What if one could write code which works on-chain and off-chain without changes?
This snippet works both on Linux and Ethereum EVM:
7f454c46010000000000000000004305020003001a0043051a00430504000000eb15604556000000000020000100000000000000000000b947004305b20dcd80340d93cd805b6c68656c6c6f2c20776f726c640a3d52600c6013f3
On Linux (x86) it prints:
$ ./evm.elf
hello, world
On EVM it returns hello, world
, too.
Try it out on jslinux in the browser by uploading the file (use xxd -ps -r 7f454c...

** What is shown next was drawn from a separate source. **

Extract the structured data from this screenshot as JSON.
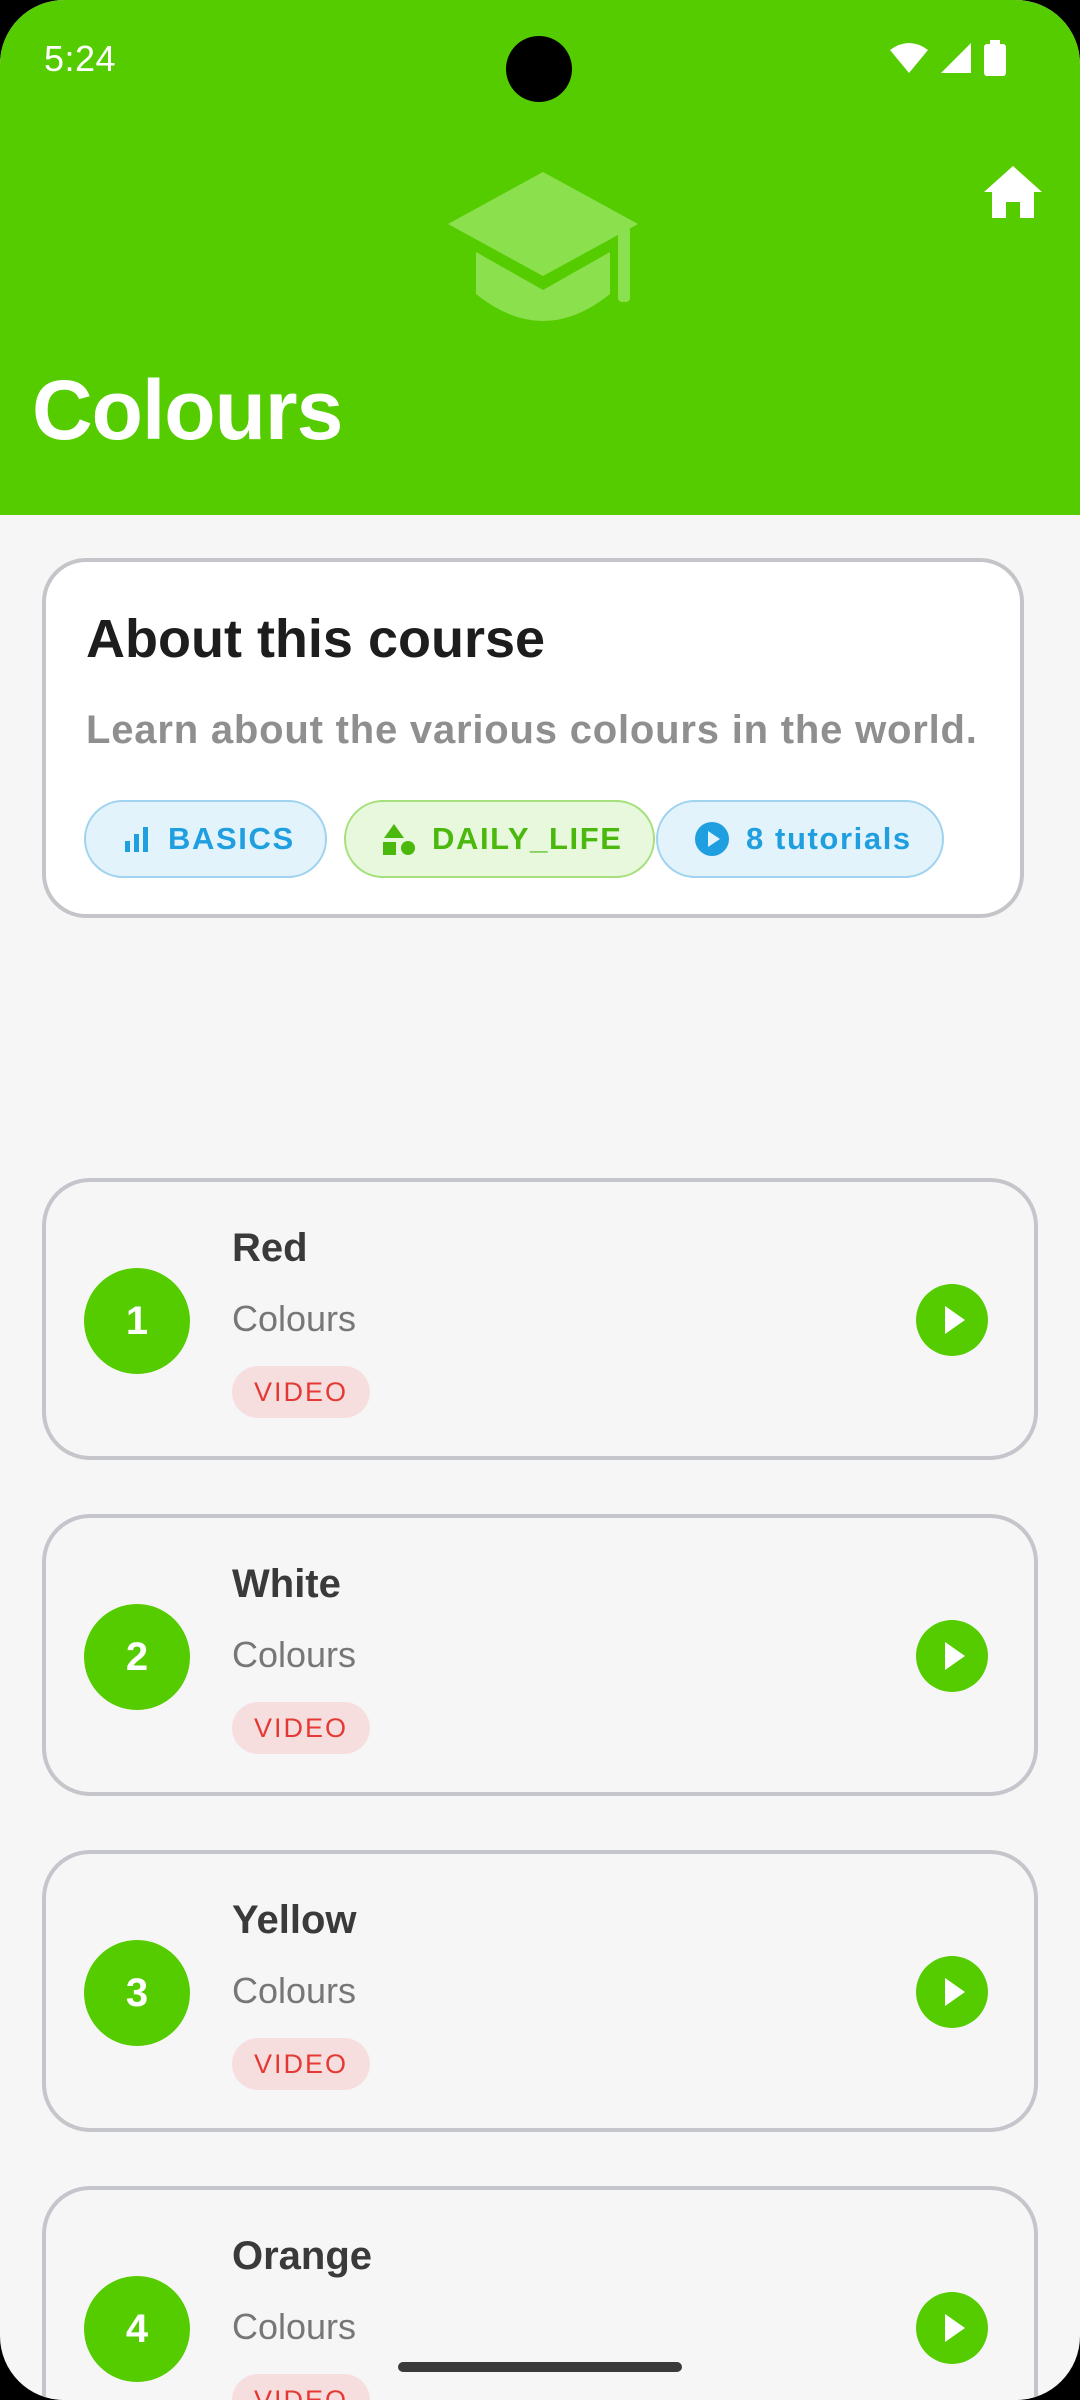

to make it a binary). Remember not to trust random binaries from a website on your machine.
So, how on earth did I end up doing this? Optimizing binary output size has a long history. For shortest "Hello World" this thread is a good way to get thrown into the rabbit hole. Or another specific one for ELF files, the format used on most POSIX systems, such as Linux (but not macOS). A well known resource on optimizing ELF files, with a lot of good explainers, is The Teensy Files by breadbox.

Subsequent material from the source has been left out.